Last but not least, would there be a way to avoid the walk_page_range()
and simply trigger it from zap_pte_range(), possibly still while holding
the PTE table lock?
I've tried doing it that way before, but ultimately I did not choose to
do it that way because of the following reasons:
I think we really should avoid another page table walk if possible.
1. need to identify the munmap case
We already have "struct zap_details". Maybe we can extend that to
specify what our intention are (either where we come from or whether we
want to try ripping out apge tables directly).
2. trying to record the count of pte_none() within the original
zap_pte_range() loop is not very convenient. The most convenient
approach is still to loop 512 times to scan the PTE page.
Right, the code might need some reshuffling. As we might temporary drop
the PTL (break case), fully relying on everything being pte_none()
doesn't always work.
We could either handle it in zap_pmd_range(), after we processed a full
PMD range. zap_pmd_range() knows for sure whether the full PMD range was
covered, even if multiple zap_pte_range() calls were required.
Or we could indicate to zap_pte_range() the original range. Or we could
make zap_pte_range() simply handle the retrying itself, and not get
called multiple times for a single PMD range.
So the key points are:
(a) zap_pmd_range() should know for sure whether the full range is
covered by the zap.
(b) zap_pte_range() knows whether it left any entries being (IOW, it n
never ran into the "!should_zap_folio" case)

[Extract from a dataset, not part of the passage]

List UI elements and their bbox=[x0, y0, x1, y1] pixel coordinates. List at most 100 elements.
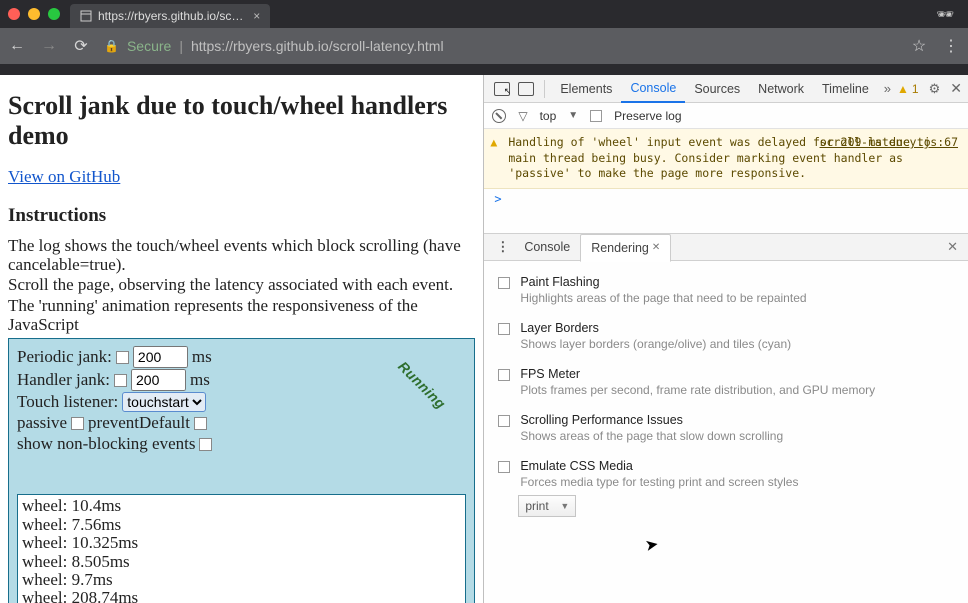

(c) we know whether we temporarily had to drop the PTL and someone might
have converted pte_none() to something else.
Teaching zap_pte_range() to handle a full within-PMD range itself sounds
cleanest.
Then we can handle it fully in zap_pte_range():
(a) if we had to leave entries behind (!pte_none()), no need to try
ripping out the page table.
(b) if we didn't have to drop the PTL, we can remove the page table
without even re-verifying whether the entries are pte_none(). We
know they are. If we had to drop the PTL, we have to re-verify at
least the PTEs that were not zapped in the last iteration.
So there is the chance to avoid pte_none() checks completely, or minimze
them if we had to drop the PTL.
Anything I am missing? Please let me know if anything is unclear.
Reworking the retry logic for zap_pte_range(), to be called for a single
PMD only once is likely the first step.
3. still need to release the pte lock, and then re-acquire the pmd lock
and pte lock.
Yes, if try-locking the PMD fails.
--
Cheers,
David / dhildenb